UK watchdog declines to back cannabis therapy for epilepsy

Medical cannabis cannot be approved for use in children with severe epilepsy on the UK’s National Health Service (NHS) because there is not enough evidence to prove it helps, The Guardian reports a watchdog has ruled. The decision by the National Institute for Health and Care Excellence (Nice) dismayed campaigners and parents who said their children would suffer as a result. But they took some hope from a review by NHS England.
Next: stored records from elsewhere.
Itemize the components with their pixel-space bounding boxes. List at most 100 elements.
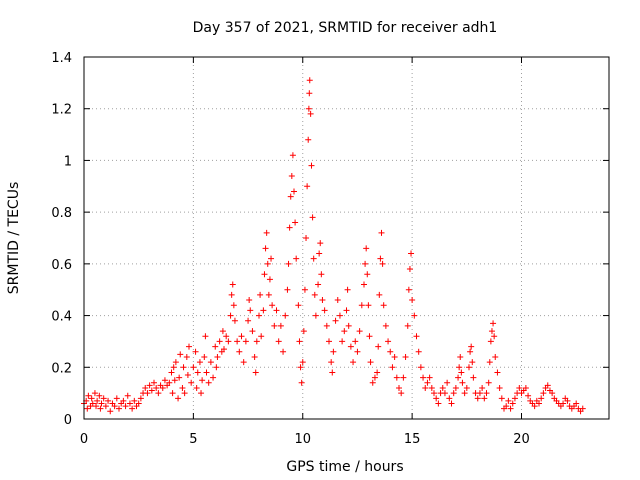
data-point [277, 322, 284, 329]
data-point [198, 390, 205, 397]
data-point [193, 384, 200, 391]
data-point [234, 338, 241, 345]
data-point [339, 338, 346, 345]
y-tick-label: 0.2 [51, 361, 72, 376]
data-point [522, 384, 529, 391]
data-point [420, 374, 427, 381]
data-point [321, 307, 328, 314]
data-point [317, 240, 324, 247]
data-point [329, 369, 336, 376]
data-point [422, 384, 429, 391]
data-point [354, 348, 361, 355]
data-point [334, 297, 341, 304]
data-point [246, 297, 253, 304]
data-point [94, 397, 101, 404]
y-tick-label: 1.4 [51, 51, 72, 66]
data-point [238, 333, 245, 340]
data-point [319, 297, 326, 304]
data-point [469, 359, 476, 366]
y-tick-label: 0.6 [51, 258, 72, 273]
data-point [332, 317, 339, 324]
data-point [415, 348, 422, 355]
data-point [135, 400, 142, 407]
data-point [507, 405, 514, 412]
data-point [400, 374, 407, 381]
data-point [229, 281, 236, 288]
data-point [573, 400, 580, 407]
x-tick-label: 0 [80, 432, 88, 447]
data-point [315, 281, 322, 288]
data-point [269, 302, 276, 309]
data-point [540, 390, 547, 397]
data-point [417, 364, 424, 371]
data-point [192, 348, 199, 355]
data-point [538, 395, 545, 402]
data-point [485, 379, 492, 386]
data-point [100, 395, 107, 402]
data-point [398, 390, 405, 397]
data-point [396, 384, 402, 391]
data-point [96, 392, 103, 399]
x-tick-label: 20 [513, 432, 530, 447]
data-point [446, 395, 453, 402]
data-point [97, 405, 104, 412]
data-point [227, 312, 234, 319]
data-point [312, 312, 319, 319]
data-point [184, 372, 191, 379]
data-point [199, 377, 206, 384]
data-point [190, 364, 197, 371]
data-point [364, 271, 371, 278]
data-point [406, 266, 413, 273]
data-point [505, 397, 512, 404]
data-point [89, 400, 96, 407]
data-point [153, 384, 160, 391]
data-point [424, 379, 431, 386]
data-point [479, 384, 486, 391]
data-point [498, 395, 505, 402]
chart-title: Day 357 of 2021, SRMTID for receiver adh… [193, 20, 498, 36]
data-point [245, 317, 252, 324]
data-point [433, 395, 440, 402]
data-point [288, 172, 295, 179]
data-point [496, 384, 503, 391]
data-point [221, 346, 227, 353]
data-point [280, 348, 287, 355]
data-point [369, 379, 376, 386]
data-point [225, 338, 232, 345]
data-point [470, 374, 477, 381]
data-point [292, 219, 299, 226]
y-tick-label: 1 [64, 154, 72, 169]
data-point [105, 397, 112, 404]
data-point [168, 369, 175, 376]
data-point [503, 403, 510, 410]
data-point [492, 353, 499, 360]
data-point [375, 343, 382, 350]
data-point [486, 359, 493, 366]
data-point [285, 260, 292, 267]
data-point [116, 405, 122, 412]
data-point [169, 390, 176, 397]
data-point [341, 328, 348, 335]
data-point [188, 379, 195, 386]
data-point [304, 183, 311, 190]
data-point [352, 338, 359, 345]
data-point [166, 379, 173, 386]
data-point [344, 286, 351, 293]
data-point [161, 377, 168, 384]
data-point [309, 214, 316, 221]
data-point [271, 322, 278, 329]
data-point [476, 390, 483, 397]
data-point [474, 395, 481, 402]
data-point [176, 374, 183, 381]
data-point [467, 348, 474, 355]
data-point [404, 322, 411, 329]
data-point [536, 400, 542, 407]
data-point [458, 369, 465, 376]
y-axis-label: SRMTID / TECUs [6, 182, 22, 295]
data-point [251, 353, 258, 360]
plot-frame [83, 56, 610, 420]
data-point [131, 397, 138, 404]
data-point [441, 390, 448, 397]
data-point [299, 359, 306, 366]
data-point [455, 374, 462, 381]
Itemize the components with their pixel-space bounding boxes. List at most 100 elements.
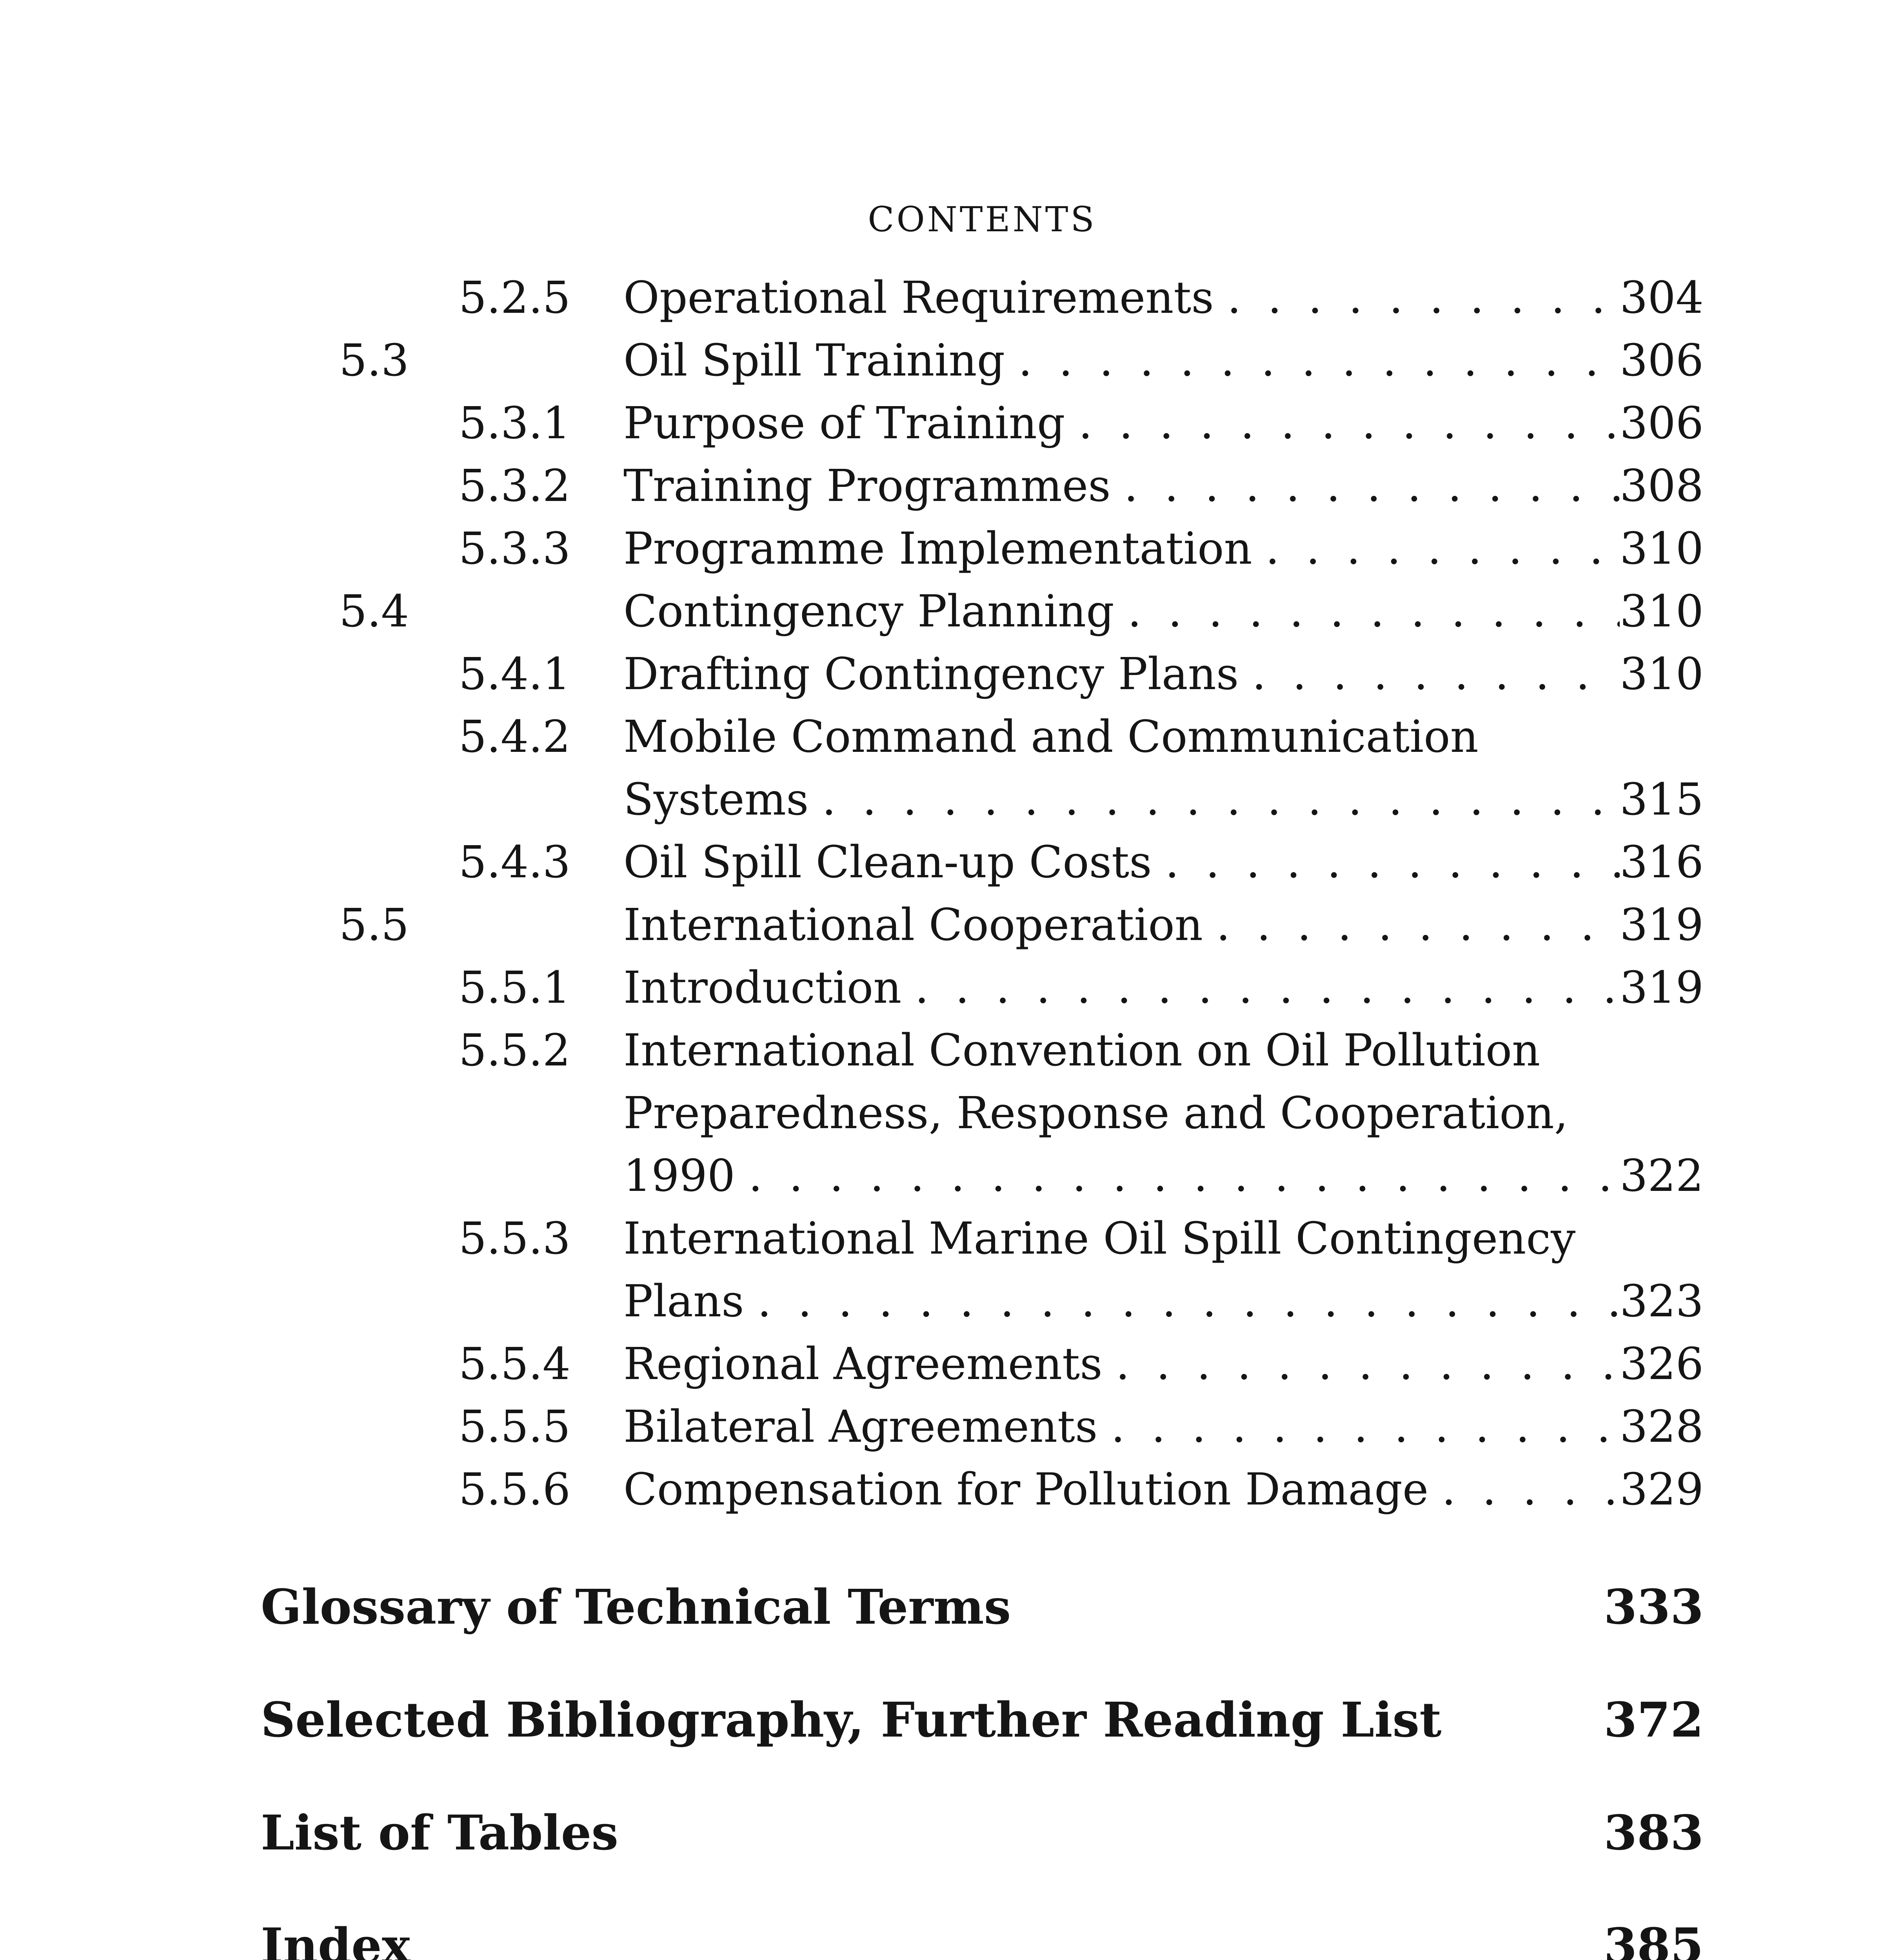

Like Nice, it said more trials were needed but said the children’s experiences on medicinal cannabis in the UK and abroad should be taken into account as evidence of how well the drug works.

Professor Mike Barnes, the chair of the Medical Cannabis Clinicians Society, said Nice was wrong to want to assess medical cannabis on the basis of the same sort of trials used to approve conventional medicines. Barnes, who is medical director of a chain of private clinics using medicinal cannabis currently advertising to recruit more doctors, said it had “failed to take into account alternative, valid sources of evidence” and he claimed the Nice committee was made up of people with negative views about cannabis. “Those with positive views were excluded from the process,” he said.

On the other hand, he said, NHS England had produced “a positive review that recognises the need for accepting different but valid evidence for the efficacy of cannabis as a medicine”.